Ruto Rules Out More Loans, Blames Salary Delays On Country’s Debt (News Central TV)

Despite threats from union groups to strike over unpaid salaries for March, Kenya’s President William Ruto says the nation would not borrow money to pay its civil personnel due to its rising debt.

On Tuesday, President Ruto attributed the salary delays to the nation’s massive public debt, some of which is due to mature this month.

According to him, the revenue body would use the taxes it had collected to pay the salaries.

This week, at least two worker umbrella organisations have sent out warnings to lay off employees who haven’t paid their dues.

The president’s chief economic adviser assured the local media on Monday that salaries would be paid by the end of the month while urging the administration to reduce wasteful spending of public money.

Kenya’s state debt is currently equal to 65 percent of its GDP.


Debt Analysis


As of the end of June 2020, Kenya’s total debt stock stood at 6.7 trillion Kenyan shillings ($62 billion), equivalent to about 66 percent of our total national wealth, as estimated by the gross domestic product (GDP). Since 2014, when Kenya floated its first sovereign bond and began its negotiations for a loan from the Exim Bank of China to finance the standard gauge railway (SGR), the size of the public debt has become a key issue of debate in the country. During this period, Kenya has also been able to easily raise funds from global bond markets and attain infrastructure funding from other countries as well.

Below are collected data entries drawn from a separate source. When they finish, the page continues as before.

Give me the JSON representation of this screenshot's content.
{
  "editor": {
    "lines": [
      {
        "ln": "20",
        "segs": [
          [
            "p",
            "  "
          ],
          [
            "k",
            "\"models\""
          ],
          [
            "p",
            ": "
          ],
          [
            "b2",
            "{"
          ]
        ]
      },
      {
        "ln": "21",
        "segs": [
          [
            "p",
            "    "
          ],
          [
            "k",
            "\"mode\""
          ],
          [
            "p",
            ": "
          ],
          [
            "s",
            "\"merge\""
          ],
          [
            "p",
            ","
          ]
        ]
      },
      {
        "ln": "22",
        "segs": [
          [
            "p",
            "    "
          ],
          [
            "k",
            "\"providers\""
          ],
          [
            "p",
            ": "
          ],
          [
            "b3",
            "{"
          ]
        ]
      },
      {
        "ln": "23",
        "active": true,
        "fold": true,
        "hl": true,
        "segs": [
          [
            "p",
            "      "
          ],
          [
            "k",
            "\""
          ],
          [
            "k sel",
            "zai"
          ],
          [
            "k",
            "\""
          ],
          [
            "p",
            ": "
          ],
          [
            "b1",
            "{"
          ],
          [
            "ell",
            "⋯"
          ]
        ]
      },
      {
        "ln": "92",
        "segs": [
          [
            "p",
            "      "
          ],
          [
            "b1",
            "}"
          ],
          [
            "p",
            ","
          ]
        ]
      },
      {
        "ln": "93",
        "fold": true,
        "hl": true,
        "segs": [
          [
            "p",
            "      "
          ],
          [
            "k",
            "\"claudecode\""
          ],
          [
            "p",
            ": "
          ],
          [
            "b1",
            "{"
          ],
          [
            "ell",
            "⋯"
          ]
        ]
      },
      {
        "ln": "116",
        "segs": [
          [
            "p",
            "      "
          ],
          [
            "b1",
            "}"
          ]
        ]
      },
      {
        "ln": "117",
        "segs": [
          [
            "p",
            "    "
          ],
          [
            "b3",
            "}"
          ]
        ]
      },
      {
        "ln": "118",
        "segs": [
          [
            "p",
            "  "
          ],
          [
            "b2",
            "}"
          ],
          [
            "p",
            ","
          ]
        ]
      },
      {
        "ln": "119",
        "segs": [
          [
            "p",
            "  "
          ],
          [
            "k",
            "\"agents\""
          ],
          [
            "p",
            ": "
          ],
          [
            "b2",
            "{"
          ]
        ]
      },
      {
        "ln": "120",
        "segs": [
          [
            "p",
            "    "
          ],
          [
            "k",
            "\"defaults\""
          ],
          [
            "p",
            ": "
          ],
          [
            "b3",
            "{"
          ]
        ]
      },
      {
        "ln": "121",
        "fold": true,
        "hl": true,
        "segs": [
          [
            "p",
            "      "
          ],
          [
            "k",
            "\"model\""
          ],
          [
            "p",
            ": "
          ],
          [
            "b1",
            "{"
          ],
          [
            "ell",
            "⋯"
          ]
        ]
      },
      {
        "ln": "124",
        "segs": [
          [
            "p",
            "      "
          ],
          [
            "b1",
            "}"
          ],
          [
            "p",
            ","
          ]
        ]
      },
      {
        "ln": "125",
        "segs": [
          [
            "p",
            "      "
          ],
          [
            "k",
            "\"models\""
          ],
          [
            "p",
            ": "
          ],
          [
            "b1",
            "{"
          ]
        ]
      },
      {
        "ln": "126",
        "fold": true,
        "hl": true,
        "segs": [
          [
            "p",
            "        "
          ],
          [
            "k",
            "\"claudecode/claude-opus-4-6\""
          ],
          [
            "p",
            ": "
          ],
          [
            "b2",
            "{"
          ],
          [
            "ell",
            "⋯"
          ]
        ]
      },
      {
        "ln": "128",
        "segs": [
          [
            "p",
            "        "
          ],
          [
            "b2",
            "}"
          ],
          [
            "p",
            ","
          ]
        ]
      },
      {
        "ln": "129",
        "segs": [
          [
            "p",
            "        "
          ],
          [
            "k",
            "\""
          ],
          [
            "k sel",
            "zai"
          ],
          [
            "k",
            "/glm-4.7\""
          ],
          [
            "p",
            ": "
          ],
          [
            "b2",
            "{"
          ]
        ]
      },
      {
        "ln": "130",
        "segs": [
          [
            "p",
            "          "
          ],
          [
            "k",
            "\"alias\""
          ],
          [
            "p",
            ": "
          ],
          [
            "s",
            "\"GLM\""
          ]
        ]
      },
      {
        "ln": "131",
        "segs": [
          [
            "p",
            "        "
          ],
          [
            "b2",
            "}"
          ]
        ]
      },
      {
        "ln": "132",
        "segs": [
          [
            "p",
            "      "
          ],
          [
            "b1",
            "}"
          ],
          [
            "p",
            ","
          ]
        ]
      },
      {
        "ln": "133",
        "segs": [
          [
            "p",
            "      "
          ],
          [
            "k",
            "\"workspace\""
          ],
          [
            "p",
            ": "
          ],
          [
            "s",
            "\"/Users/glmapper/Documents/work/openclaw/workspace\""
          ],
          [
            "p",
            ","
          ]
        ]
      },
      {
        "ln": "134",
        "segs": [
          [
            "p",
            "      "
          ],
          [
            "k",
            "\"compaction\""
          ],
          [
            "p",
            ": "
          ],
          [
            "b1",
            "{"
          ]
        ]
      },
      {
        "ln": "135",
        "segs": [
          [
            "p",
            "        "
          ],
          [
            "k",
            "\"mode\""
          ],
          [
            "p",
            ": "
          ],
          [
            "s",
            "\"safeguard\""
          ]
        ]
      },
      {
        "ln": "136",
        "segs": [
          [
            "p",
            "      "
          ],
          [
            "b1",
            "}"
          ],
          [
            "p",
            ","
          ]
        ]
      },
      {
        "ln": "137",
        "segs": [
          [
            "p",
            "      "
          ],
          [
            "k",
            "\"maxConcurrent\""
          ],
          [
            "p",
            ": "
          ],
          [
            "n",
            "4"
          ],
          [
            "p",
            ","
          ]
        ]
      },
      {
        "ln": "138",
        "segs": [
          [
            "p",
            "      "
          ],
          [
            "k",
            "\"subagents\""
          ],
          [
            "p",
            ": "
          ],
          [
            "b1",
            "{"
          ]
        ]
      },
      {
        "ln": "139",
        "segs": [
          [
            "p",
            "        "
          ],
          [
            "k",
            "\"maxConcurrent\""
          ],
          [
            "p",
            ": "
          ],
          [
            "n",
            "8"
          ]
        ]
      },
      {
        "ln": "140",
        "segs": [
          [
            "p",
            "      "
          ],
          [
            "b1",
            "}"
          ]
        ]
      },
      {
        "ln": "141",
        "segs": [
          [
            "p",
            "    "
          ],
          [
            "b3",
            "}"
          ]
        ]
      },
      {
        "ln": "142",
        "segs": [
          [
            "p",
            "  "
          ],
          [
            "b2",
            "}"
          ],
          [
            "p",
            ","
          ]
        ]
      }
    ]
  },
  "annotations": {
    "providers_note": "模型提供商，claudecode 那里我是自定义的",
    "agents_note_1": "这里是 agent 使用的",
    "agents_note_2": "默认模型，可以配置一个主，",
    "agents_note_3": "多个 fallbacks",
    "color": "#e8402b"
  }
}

Debt dynamics shifted in 2020-22, as Kenya turned to concessional multilateral borrowing from the IMF, the World Bank, and the African Development Bank, to help deal with the impact of the COVID–19 pandemic. Kenya also embarked on a 38‑month IMF programme in April 2021, running to mid-2024, supported by a US$2.34 billion funding envelope that is geared towards strengthening fiscal and debt management. The budget deficit declined from 7.8% of GDP in the fiscal year 2020/21 (July-June) to 7.3% of GDP in 2021/22 and is projected to ease to 5.8% of GDP in 2022/23, reducing borrowing needs. Debt owed to multilateral sources jumped from US$13.7bn in 2020, to US$17.9bn in 2022, whereas bilateral debt fell to US$9.8bn in 2022, and commercial debt dipped to US$10.1bn, despite a new US$1bn Eurobond in mid-2021 (paying a 6.3% coupon, the lowest rate to date).



The Current Reality


The nation requires more than $420 million every month to cover civil servant salaries and pensions.

This announcement comes just after the World Bank and the IMF independently warned that Sub-Saharan Africa was entering a new financial crisis and that many nations were at a high risk of experiencing debt hardship.